Conférence sociale

Publié le 10/07/2012
"La CFDT est satisfaite d'une méthode qui est nouvelle" et salue "une forme de détente qu'on avait perdue ces dernières années"
Conférence sociale
Conférence sociale
"La CFDT est satisfaite d'une méthode qui est nouvelle" et salue "une forme de détente qu'on avait perdue ces dernières années"

© L'Est Républicain, Vosges Matin, Mardi le 10 Juillet 2012 / Ouverture France-Monde

 

 

Les sourires de Najat Vallaud-Belkacem (porte-parole du gouvernement) et Bernard Thibault (CGT).

- François Chérèque (CFDT) : « La CFDT est satisfaite d'une méthode qui est nouvelle » et salue « une forme de détente qu'on avait perdue ces dernières années ». « La rigueur est toujours difficile à accepter, elle peut être comprise si elle est juste et partagée [...]. Tous les pays qui en Europe ont une démocratie sociale forte sont des pays qui réussissent y compris au niveau économique. Ce serait dommage qu'en France nous ne nous en rendions pas compte ».

- Bernard Thibault (CGT) : « Il ne faut pas - même si nous allons y participer activement - que sous couvert de négociation avec le patronat, on tergiverse sur des sujets d'urgence : la redéfinition des licenciements économiques, la mise à plat des aides publiques aux entreprises, les inégalités hommes/femmes ». « Dans chacune des tables rondes nous allons présenter sur chacun des thèmes ce qui, selon nous, appelle une intervention rapide du gouvernement, d'un ministre, voire du législateur ».
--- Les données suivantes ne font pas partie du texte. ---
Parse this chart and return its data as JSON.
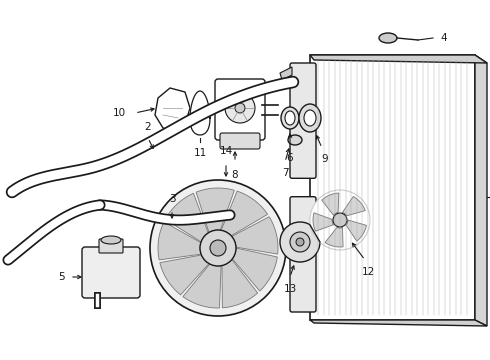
{
  "background_color": "#ffffff",
  "line_color": "#1a1a1a",
  "fig_width": 4.9,
  "fig_height": 3.6,
  "dpi": 100
}
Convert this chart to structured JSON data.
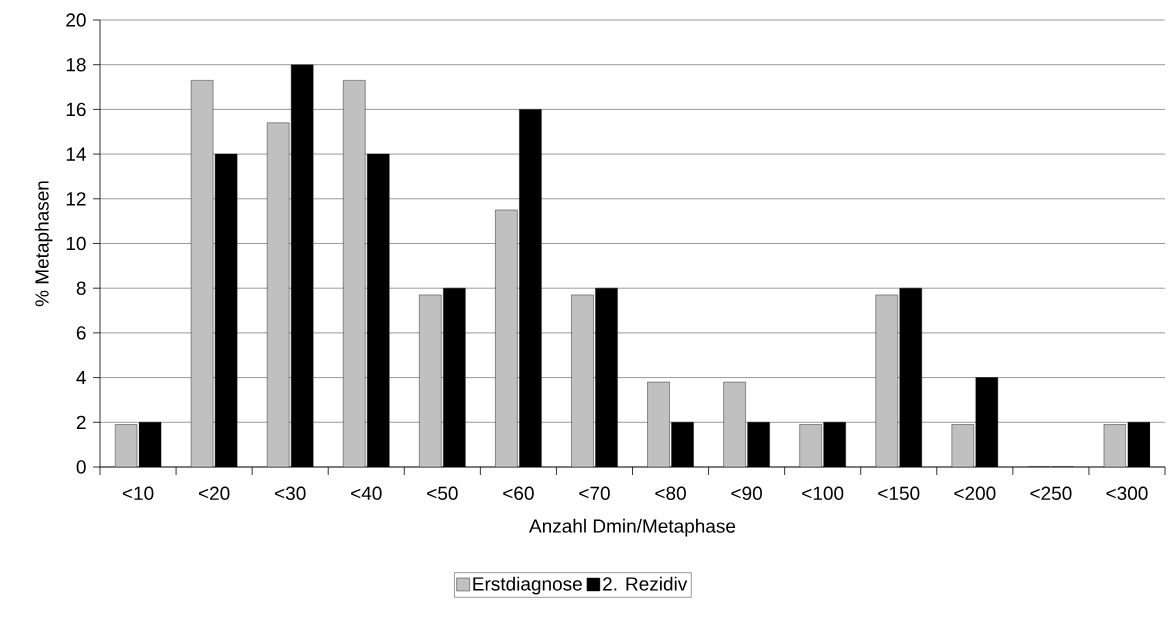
{
  "chart_data": {
    "type": "bar",
    "xlabel": "Anzahl Dmin/Metaphase",
    "ylabel": "% Metaphasen",
    "categories": [
      "<10",
      "<20",
      "<30",
      "<40",
      "<50",
      "<60",
      "<70",
      "<80",
      "<90",
      "<100",
      "<150",
      "<200",
      "<250",
      "<300"
    ],
    "series": [
      {
        "name": "Erstdiagnose",
        "color": "#c0c0c0",
        "values": [
          1.9,
          17.3,
          15.4,
          17.3,
          7.7,
          11.5,
          7.7,
          3.8,
          3.8,
          1.9,
          7.7,
          1.9,
          0,
          1.9
        ]
      },
      {
        "name": "2. Rezidiv",
        "color": "#000000",
        "values": [
          2,
          14,
          18,
          14,
          8,
          16,
          8,
          2,
          2,
          2,
          8,
          4,
          0,
          2
        ]
      }
    ],
    "ylim": [
      0,
      20
    ],
    "yticks": [
      0,
      2,
      4,
      6,
      8,
      10,
      12,
      14,
      16,
      18,
      20
    ],
    "grid": "y",
    "legend": "bottom"
  }
}
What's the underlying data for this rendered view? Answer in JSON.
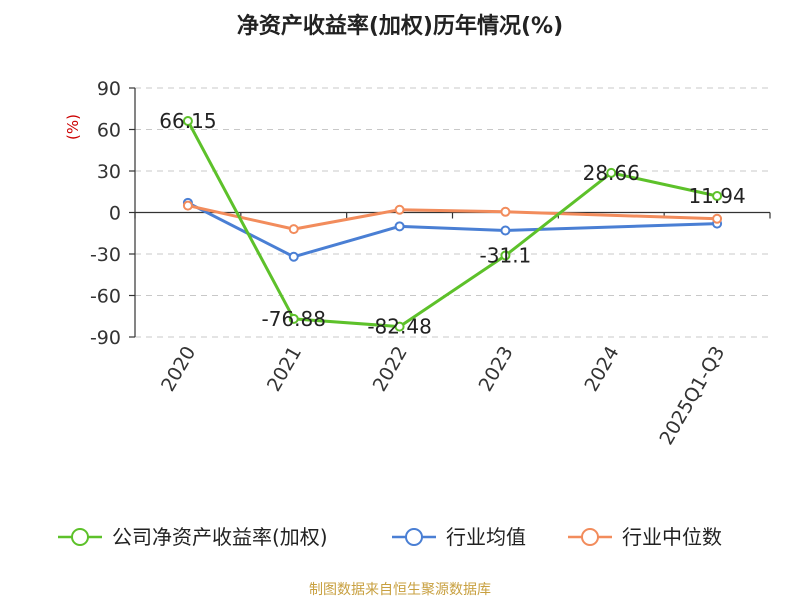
{
  "chart_data": {
    "type": "line",
    "title": "净资产收益率(加权)历年情况(%)",
    "unit_label": "(%)",
    "categories": [
      "2020",
      "2021",
      "2022",
      "2023",
      "2024",
      "2025Q1-Q3"
    ],
    "ylim": [
      -90,
      90
    ],
    "yticks": [
      90,
      60,
      30,
      0,
      -30,
      -60,
      -90
    ],
    "grid": true,
    "legend_position": "bottom",
    "series": [
      {
        "name": "公司净资产收益率(加权)",
        "color": "#5dc12a",
        "values": [
          66.15,
          -76.88,
          -82.48,
          -31.1,
          28.66,
          11.94
        ],
        "labels": [
          "66.15",
          "-76.88",
          "-82.48",
          "-31.1",
          "28.66",
          "11.94"
        ]
      },
      {
        "name": "行业均值",
        "color": "#4a7fd4",
        "values": [
          7,
          -32,
          -10,
          -13,
          null,
          -8
        ],
        "labels": []
      },
      {
        "name": "行业中位数",
        "color": "#f28c5c",
        "values": [
          5,
          -12,
          2,
          0.5,
          null,
          -4.5
        ],
        "labels": []
      }
    ],
    "source": "制图数据来自恒生聚源数据库"
  }
}
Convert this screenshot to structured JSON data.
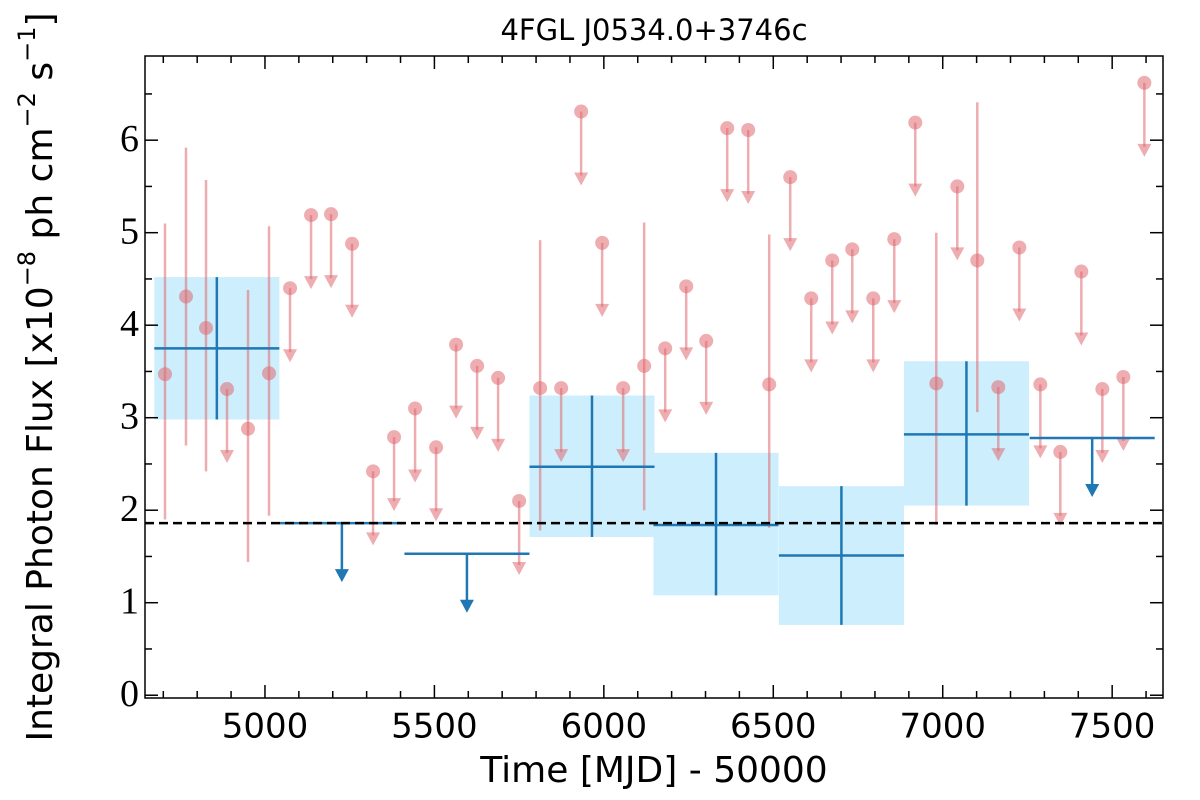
{
  "chart_data": {
    "type": "errorbar",
    "title": "4FGL J0534.0+3746c",
    "xlabel": "Time [MJD] - 50000",
    "ylabel": [
      "Integral Photon Flux [x10",
      "−8",
      " ph cm",
      "−2",
      " s",
      "−1",
      "]"
    ],
    "xlim": [
      4646,
      7650
    ],
    "ylim": [
      -0.03,
      6.91
    ],
    "xticks": [
      5000,
      5500,
      6000,
      6500,
      7000,
      7500
    ],
    "xticks_minor": [
      4700,
      4800,
      4900,
      5100,
      5200,
      5300,
      5400,
      5600,
      5700,
      5800,
      5900,
      6100,
      6200,
      6300,
      6400,
      6600,
      6700,
      6800,
      6900,
      7100,
      7200,
      7300,
      7400,
      7600
    ],
    "yticks": [
      0,
      1,
      2,
      3,
      4,
      5,
      6
    ],
    "yticks_minor": [
      0.5,
      1.5,
      2.5,
      3.5,
      4.5,
      5.5,
      6.5
    ],
    "hline": 1.86,
    "hline_color": "#000000",
    "series": [
      {
        "color": "#e06a70",
        "x": [
          4705,
          4767,
          4826,
          4888,
          4950,
          5012,
          5074,
          5136,
          5195,
          5257,
          5319,
          5381,
          5443,
          5505,
          5564,
          5626,
          5688,
          5750,
          5812,
          5874,
          5933,
          5995,
          6057,
          6119,
          6181,
          6243,
          6302,
          6364,
          6426,
          6488,
          6550,
          6612,
          6674,
          6733,
          6795,
          6857,
          6919,
          6981,
          7043,
          7102,
          7164,
          7226,
          7288,
          7347,
          7409,
          7471,
          7533,
          7595
        ],
        "values": [
          3.47,
          4.31,
          3.97,
          3.31,
          2.88,
          3.48,
          4.4,
          5.19,
          5.2,
          4.88,
          2.42,
          2.79,
          3.1,
          2.68,
          3.79,
          3.56,
          3.43,
          2.1,
          3.32,
          3.32,
          6.31,
          4.89,
          3.32,
          3.56,
          3.75,
          4.42,
          3.83,
          6.13,
          6.11,
          3.36,
          5.6,
          4.29,
          4.7,
          4.82,
          4.29,
          4.93,
          6.19,
          3.37,
          5.5,
          4.7,
          3.33,
          4.84,
          3.36,
          2.63,
          4.58,
          3.31,
          3.44,
          6.62
        ],
        "yerr_low": [
          1.57,
          1.61,
          1.55,
          null,
          1.44,
          1.54,
          null,
          null,
          null,
          null,
          null,
          null,
          null,
          null,
          null,
          null,
          null,
          null,
          1.54,
          null,
          null,
          null,
          null,
          1.56,
          null,
          null,
          null,
          null,
          null,
          1.55,
          null,
          null,
          null,
          null,
          null,
          null,
          null,
          1.53,
          null,
          1.64,
          null,
          null,
          null,
          null,
          null,
          null,
          null,
          null
        ],
        "yerr_high": [
          1.63,
          1.61,
          1.6,
          null,
          1.5,
          1.59,
          null,
          null,
          null,
          null,
          null,
          null,
          null,
          null,
          null,
          null,
          null,
          null,
          1.6,
          null,
          null,
          null,
          null,
          1.55,
          null,
          null,
          null,
          null,
          null,
          1.62,
          null,
          null,
          null,
          null,
          null,
          null,
          null,
          1.63,
          null,
          1.71,
          null,
          null,
          null,
          null,
          null,
          null,
          null,
          null
        ],
        "upper_limit": [
          false,
          false,
          false,
          true,
          false,
          false,
          true,
          true,
          true,
          true,
          true,
          true,
          true,
          true,
          true,
          true,
          true,
          true,
          false,
          true,
          true,
          true,
          true,
          false,
          true,
          true,
          true,
          true,
          true,
          false,
          true,
          true,
          true,
          true,
          true,
          true,
          true,
          false,
          true,
          false,
          true,
          true,
          true,
          true,
          true,
          true,
          true,
          true
        ]
      },
      {
        "color": "#1f77b4",
        "band_color": "#cdeefc",
        "xerr": 184.5,
        "x": [
          4858,
          5227,
          5596,
          5965,
          6331,
          6701,
          7070,
          7441
        ],
        "values": [
          3.75,
          1.86,
          1.53,
          2.47,
          1.84,
          1.51,
          2.82,
          2.78
        ],
        "yerr_low": [
          0.77,
          null,
          null,
          0.76,
          0.76,
          0.75,
          0.77,
          null
        ],
        "yerr_high": [
          0.77,
          null,
          null,
          0.77,
          0.78,
          0.75,
          0.79,
          null
        ],
        "upper_limit": [
          false,
          true,
          true,
          false,
          false,
          false,
          false,
          true
        ]
      }
    ]
  }
}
- Jean-Claude Mailly (FO) : « C'est le lancement d'un processus de discussion, ça ne veut pas dire qu'on sera d'accord sur tout ». Il a décrit « une rupture sur la forme », estimant que « sur le fond, on verra ». Evoquant « une rencontre très décontractée », il a lancé : « Vous le savez, le président de la République a de l'humour ».

- Laurence Parisot (Medef) : « J'ai dit au président et au Premier ministre que l'objectif numéro un était l'emploi, l'objectif numéro deux l'emploi et l'objectif numéro trois l'emploi ». « Pour cela il faut ouvrir une grande négociation sur le fonctionnement du marché du travail [...]. Le président a exprimé son souhait de voir le dialogue social inscrit dans la Constitution, nous secondons cette approche. Nous voudrions voir la liberté d'entreprendre inscrite également dans la Constitution ».

- Jean-François Roubaud (CGPME) : « J'espère un dialogue social à la hauteur de la situation économique de la France » et « que cette conférence permette de mettre sur la table tous les problèmes ». La CGPME « sera très vigilante à ce que l'économique soit toujours bien lié au social ».

- Bernard Van Craeynest (CFE-CGC) : cela montre « une ferme volonté à faire bouger les lignes, le président a souligné l'urgence de la situation sans, comme il l'a dit, noircir le tableau ». « Pour ne pas être dans la situation de la Grèce ou de l'Espagne, nous voulons être maîtres de notre destin, il y a des engagements à prendre de part et d'autre ». « La compétitivité, nous pouvons en parler à condition qu'il soit clairement affiché qu'il ne s'agit pas de davantage de sacrifices pour les salariés mais des positions négociées avec des garde-fous ».